Despite the inconclusive and generally negative evidence on its impact, the high praise given to RSBY and other health insurance schemes by influential agencies including the World Bank and the International Labour Organisation (ILO) has contributed significantly to its policy popularity. An Oxfam paper described such praise as “both premature and dangerously misleading”.

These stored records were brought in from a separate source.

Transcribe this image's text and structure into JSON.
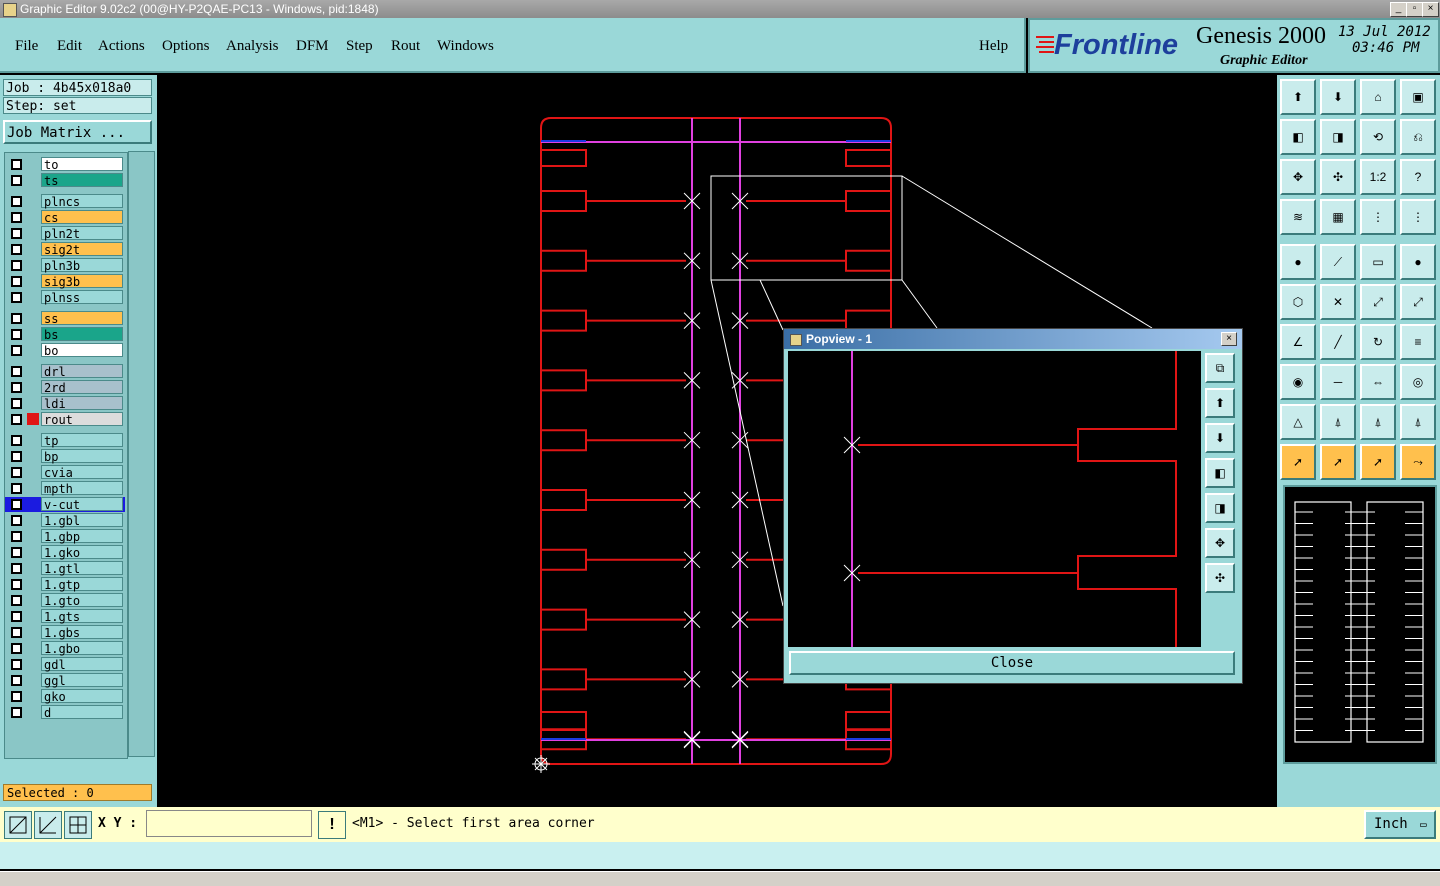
{
  "window": {
    "title": "Graphic Editor 9.02c2 (00@HY-P2QAE-PC13 - Windows, pid:1848)"
  },
  "menus": [
    "File",
    "Edit",
    "Actions",
    "Options",
    "Analysis",
    "DFM",
    "Step",
    "Rout",
    "Windows"
  ],
  "help_label": "Help",
  "brand": {
    "logo": "Frontline",
    "product": "Genesis 2000",
    "subtitle": "Graphic Editor",
    "date": "13 Jul 2012",
    "time": "03:46 PM"
  },
  "job": {
    "job_label": "Job : 4b45x018a0",
    "step_label": "Step: set",
    "matrix_button": "Job Matrix ..."
  },
  "layers": [
    {
      "name": "to",
      "color": "#ffffff",
      "group": 1
    },
    {
      "name": "ts",
      "color": "#1aa58a",
      "group": 1
    },
    {
      "name": "plncs",
      "color": "#9ad8d8",
      "group": 2
    },
    {
      "name": "cs",
      "color": "#ffc04d",
      "group": 2
    },
    {
      "name": "pln2t",
      "color": "#9ad8d8",
      "group": 2
    },
    {
      "name": "sig2t",
      "color": "#ffc04d",
      "group": 2
    },
    {
      "name": "pln3b",
      "color": "#9ad8d8",
      "group": 2
    },
    {
      "name": "sig3b",
      "color": "#ffc04d",
      "group": 2
    },
    {
      "name": "plnss",
      "color": "#9ad8d8",
      "group": 2
    },
    {
      "name": "ss",
      "color": "#ffc04d",
      "group": 3
    },
    {
      "name": "bs",
      "color": "#1aa58a",
      "group": 3
    },
    {
      "name": "bo",
      "color": "#ffffff",
      "group": 3
    },
    {
      "name": "drl",
      "color": "#a8c0cc",
      "group": 4
    },
    {
      "name": "2rd",
      "color": "#a8c0cc",
      "group": 4
    },
    {
      "name": "ldi",
      "color": "#a8c0cc",
      "group": 4
    },
    {
      "name": "rout",
      "color": "#dcdcdc",
      "group": 4
    },
    {
      "name": "tp",
      "color": "#9ad8d8",
      "group": 5
    },
    {
      "name": "bp",
      "color": "#9ad8d8",
      "group": 5
    },
    {
      "name": "cvia",
      "color": "#9ad8d8",
      "group": 5
    },
    {
      "name": "mpth",
      "color": "#9ad8d8",
      "group": 5
    },
    {
      "name": "v-cut",
      "color": "#9ad8d8",
      "group": 5
    },
    {
      "name": "1.gbl",
      "color": "#9ad8d8",
      "group": 5
    },
    {
      "name": "1.gbp",
      "color": "#9ad8d8",
      "group": 5
    },
    {
      "name": "1.gko",
      "color": "#9ad8d8",
      "group": 5
    },
    {
      "name": "1.gtl",
      "color": "#9ad8d8",
      "group": 5
    },
    {
      "name": "1.gtp",
      "color": "#9ad8d8",
      "group": 5
    },
    {
      "name": "1.gto",
      "color": "#9ad8d8",
      "group": 5
    },
    {
      "name": "1.gts",
      "color": "#9ad8d8",
      "group": 5
    },
    {
      "name": "1.gbs",
      "color": "#9ad8d8",
      "group": 5
    },
    {
      "name": "1.gbo",
      "color": "#9ad8d8",
      "group": 5
    },
    {
      "name": "gdl",
      "color": "#9ad8d8",
      "group": 5
    },
    {
      "name": "ggl",
      "color": "#9ad8d8",
      "group": 5
    },
    {
      "name": "gko",
      "color": "#9ad8d8",
      "group": 5
    },
    {
      "name": "d",
      "color": "#9ad8d8",
      "group": 5
    }
  ],
  "selected_label": "Selected : 0",
  "popview": {
    "title": "Popview - 1",
    "close_label": "Close"
  },
  "bottom": {
    "xy_label": "X Y :",
    "xy_value": "",
    "prompt": "<M1> - Select first area corner",
    "unit": "Inch"
  }
}
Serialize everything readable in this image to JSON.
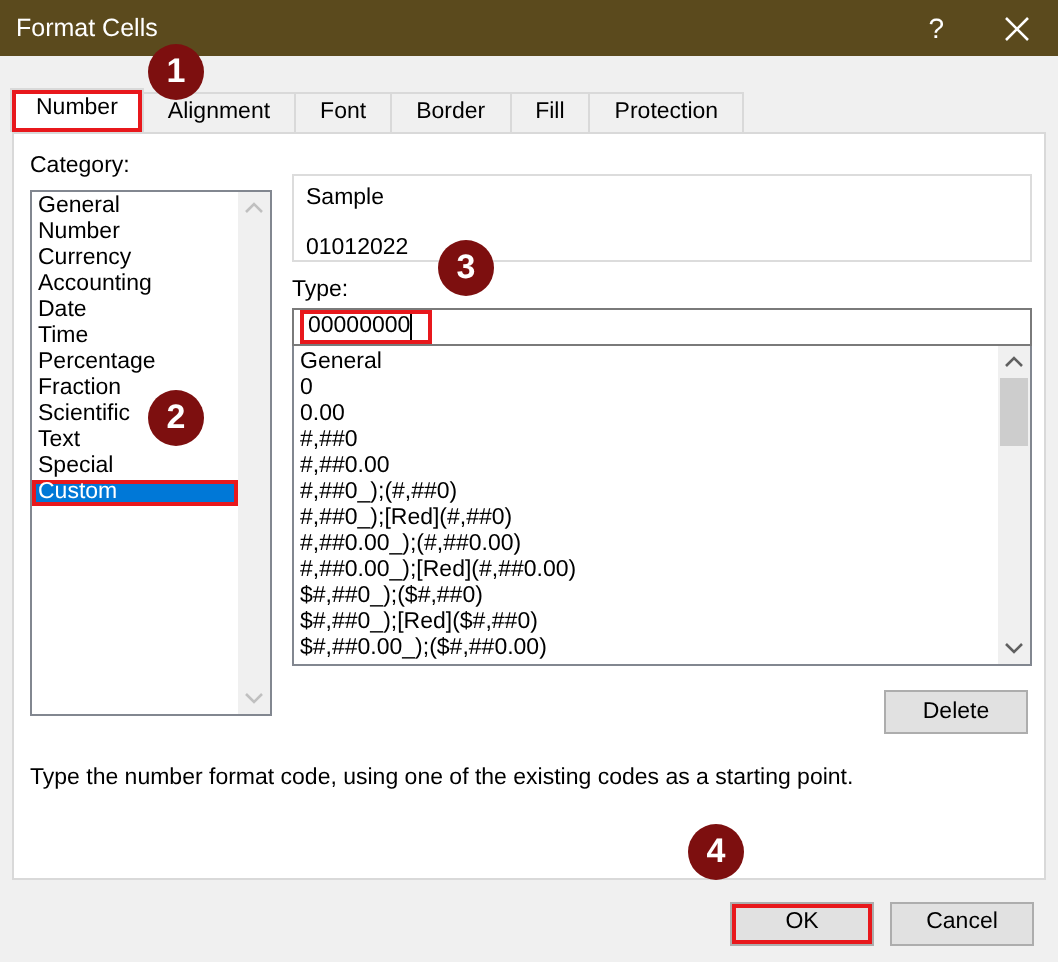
{
  "window": {
    "title": "Format Cells",
    "help": "?"
  },
  "tabs": [
    {
      "label": "Number",
      "selected": true,
      "highlighted": true
    },
    {
      "label": "Alignment",
      "selected": false,
      "highlighted": false
    },
    {
      "label": "Font",
      "selected": false,
      "highlighted": false
    },
    {
      "label": "Border",
      "selected": false,
      "highlighted": false
    },
    {
      "label": "Fill",
      "selected": false,
      "highlighted": false
    },
    {
      "label": "Protection",
      "selected": false,
      "highlighted": false
    }
  ],
  "category": {
    "label": "Category:",
    "items": [
      {
        "label": "General",
        "selected": false,
        "highlighted": false
      },
      {
        "label": "Number",
        "selected": false,
        "highlighted": false
      },
      {
        "label": "Currency",
        "selected": false,
        "highlighted": false
      },
      {
        "label": "Accounting",
        "selected": false,
        "highlighted": false
      },
      {
        "label": "Date",
        "selected": false,
        "highlighted": false
      },
      {
        "label": "Time",
        "selected": false,
        "highlighted": false
      },
      {
        "label": "Percentage",
        "selected": false,
        "highlighted": false
      },
      {
        "label": "Fraction",
        "selected": false,
        "highlighted": false
      },
      {
        "label": "Scientific",
        "selected": false,
        "highlighted": false
      },
      {
        "label": "Text",
        "selected": false,
        "highlighted": false
      },
      {
        "label": "Special",
        "selected": false,
        "highlighted": false
      },
      {
        "label": "Custom",
        "selected": true,
        "highlighted": true
      }
    ]
  },
  "sample": {
    "label": "Sample",
    "value": "01012022"
  },
  "type": {
    "label": "Type:",
    "value": "00000000",
    "highlighted": true,
    "formats": [
      "General",
      "0",
      "0.00",
      "#,##0",
      "#,##0.00",
      "#,##0_);(#,##0)",
      "#,##0_);[Red](#,##0)",
      "#,##0.00_);(#,##0.00)",
      "#,##0.00_);[Red](#,##0.00)",
      "$#,##0_);($#,##0)",
      "$#,##0_);[Red]($#,##0)",
      "$#,##0.00_);($#,##0.00)"
    ]
  },
  "delete_button": "Delete",
  "description": "Type the number format code, using one of the existing codes as a starting point.",
  "buttons": [
    {
      "label": "OK",
      "highlighted": true
    },
    {
      "label": "Cancel",
      "highlighted": false
    }
  ],
  "callouts": [
    {
      "number": "1"
    },
    {
      "number": "2"
    },
    {
      "number": "3"
    },
    {
      "number": "4"
    }
  ]
}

Despite the popularity of government- funded insurance schemes at the highest levels of policymaking, there is resistance within the government structures to objectively evaluate the performance and impact of the schemes. Fan and Mahal (2011) observed that politicians and administrators often presume that independent evaluations cause more damage than benefit, and governments in India are known to be hesitant towards conducting independent evaluations of health insurance schemes such as RSBY. It is often claimed that some “rigorous assessment” of its impact is done, but RSBY shares the scheme data “only with a carefully selected group of researchers” – this lack of transparency prevents public scrutiny.
Until now there is no disaggregated data available on government’s reimbursement to the health providers through RSBY. Simply put, we do not know how much money is going to the private sector, or how much is flowing back to the public sector. After it was quoted as a successful international UHC case study, and a potential model to expedite India’s UHC, the RSBY data portal stopped uploading even the basic state level data, which was being infrequently updated earlier.
The latest data available on the portal is from the first quarter of 2014. The latest evaluation published is from the first quarter of 2013. For many states like Bihar, latest data from many districts are from 2012. The allegation that RSBY is a private sector subsidy scheme still stands, particularly in the light of high prevalence of corruption and the limited or even negative impact that the scheme seems to have on OOP spending.
In the light of latest government’ evidence showing that a decade of promoting health insurance schemes across the country has resulted in only about 12% urban and 13% rural population getting covered, there is dire need of a rethink about how India can really achieve UHC. It needs to start with strengthening the public system that India already has rather than reinventing the wheel.